Mineralientage München ('Mineral Days Munich') or The Munich Show is the largest mineral show in Europe, held in the Bavarian city of Munich (München), a few weeks after the Oktoberfest. It began in 1964 and celebrated its 50th edition in 2014.

==Overview==
The fair takes place in late October or early November at the new Trade Fair Center built on the fields of the old Munich airport. With an area over 36,000 m^{2}, it is divided into three pavilions. Over 1,000 exhibitors from more than 50 countries present a variety of minerals, fossils, gems and jewelry.
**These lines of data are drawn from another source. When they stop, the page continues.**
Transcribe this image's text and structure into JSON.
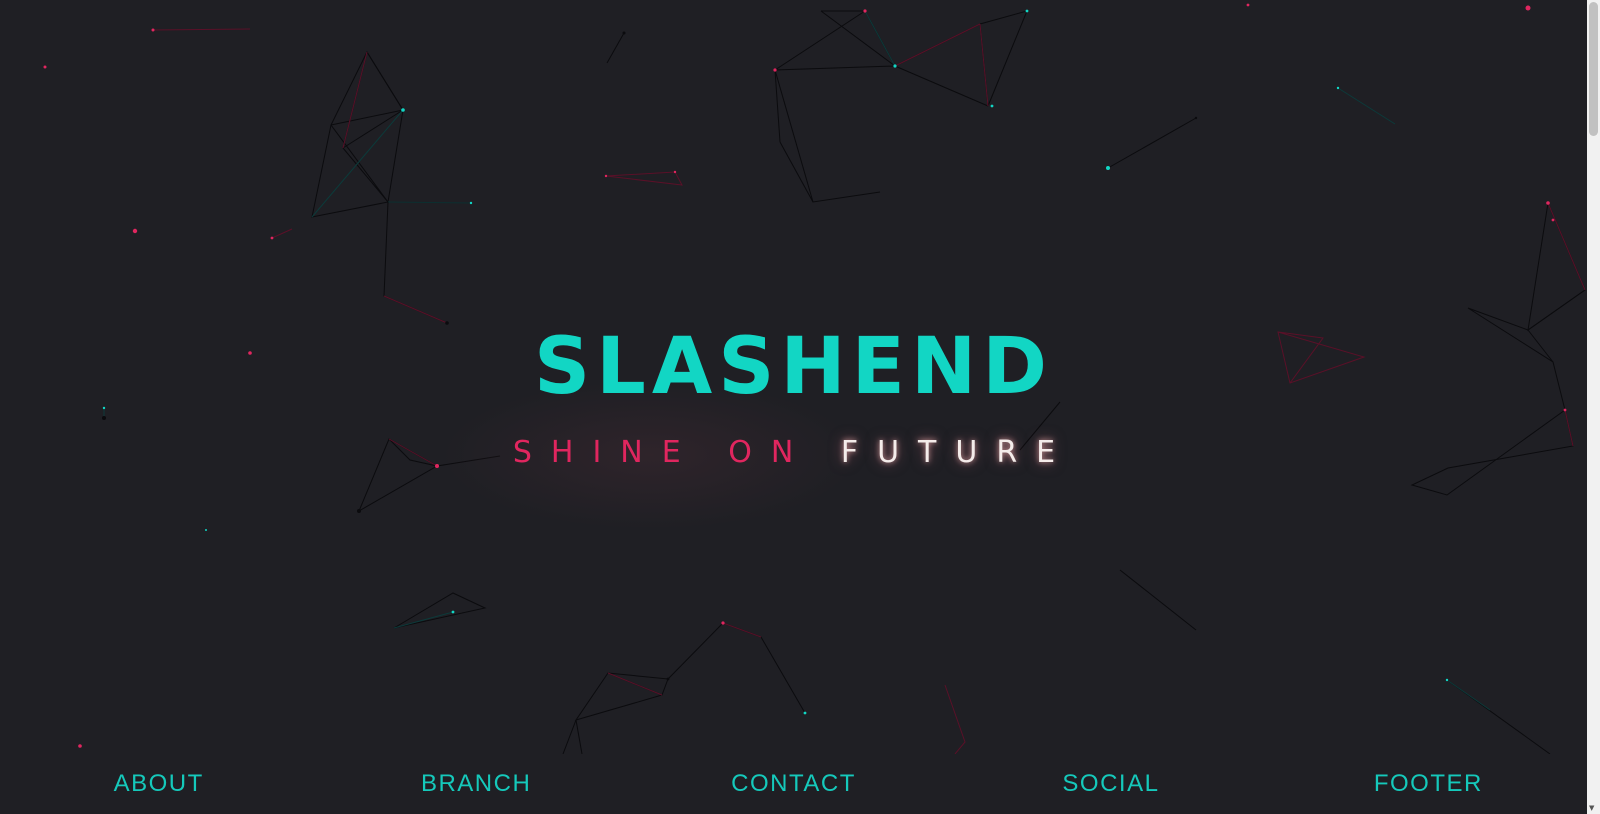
{
  "hero": {
    "title": "SLASHEND",
    "tagline_part1": "SHINE ON ",
    "tagline_part2": "FUTURE"
  },
  "nav": {
    "items": [
      "ABOUT",
      "BRANCH",
      "CONTACT",
      "SOCIAL",
      "FOOTER"
    ]
  },
  "colors": {
    "background": "#1f1f24",
    "accent_teal": "#12d6c4",
    "accent_pink": "#e0265f",
    "glow_white": "#f4ecea"
  },
  "icons": {
    "scroll_arrow": "scroll-down-arrow-icon"
  }
}
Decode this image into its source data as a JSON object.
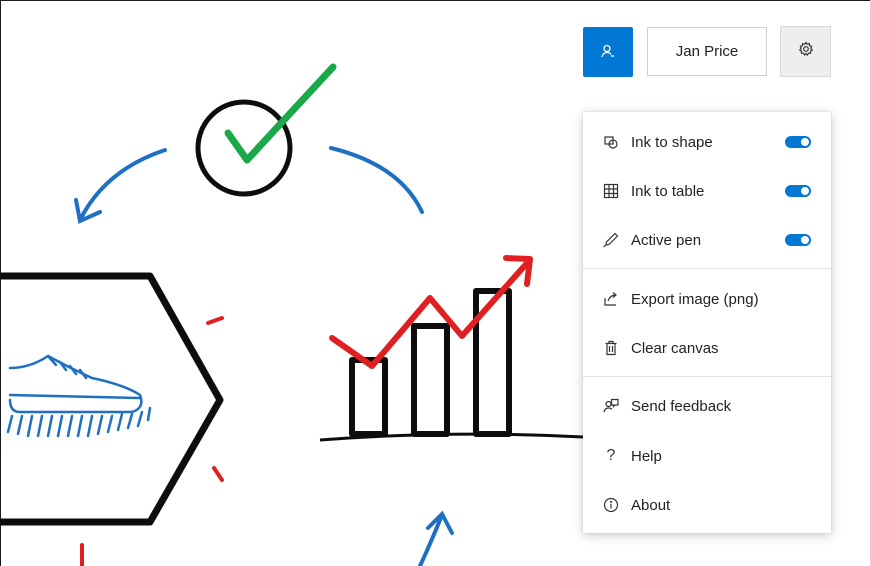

Every year, the show includes a monographic theme. These have included Earth’s Treasures – The Hidden Wealth of Europe (2025), Opal from Australia (2008), Minerals from the Himalayan Mountains (2007), The Mineral Treasures of the Houston Museum (2006) and The Beauty of Agates (2005). The show also includes other themed exhibitions and conferences.

The three pavilions, of nearly 12,000 m^{2} each, focus on minerals, gems and jewelry. In the central pavilion there is an area exhibiting “super mineral pieces”, known as the VIP area.

Since 2007, there has been a new Alpine Area, where strahlers (mineral hunters) from Germany, Italy, Austria, Switzerland and France display their new finds from alpine mountains like the Mont Blanc massif.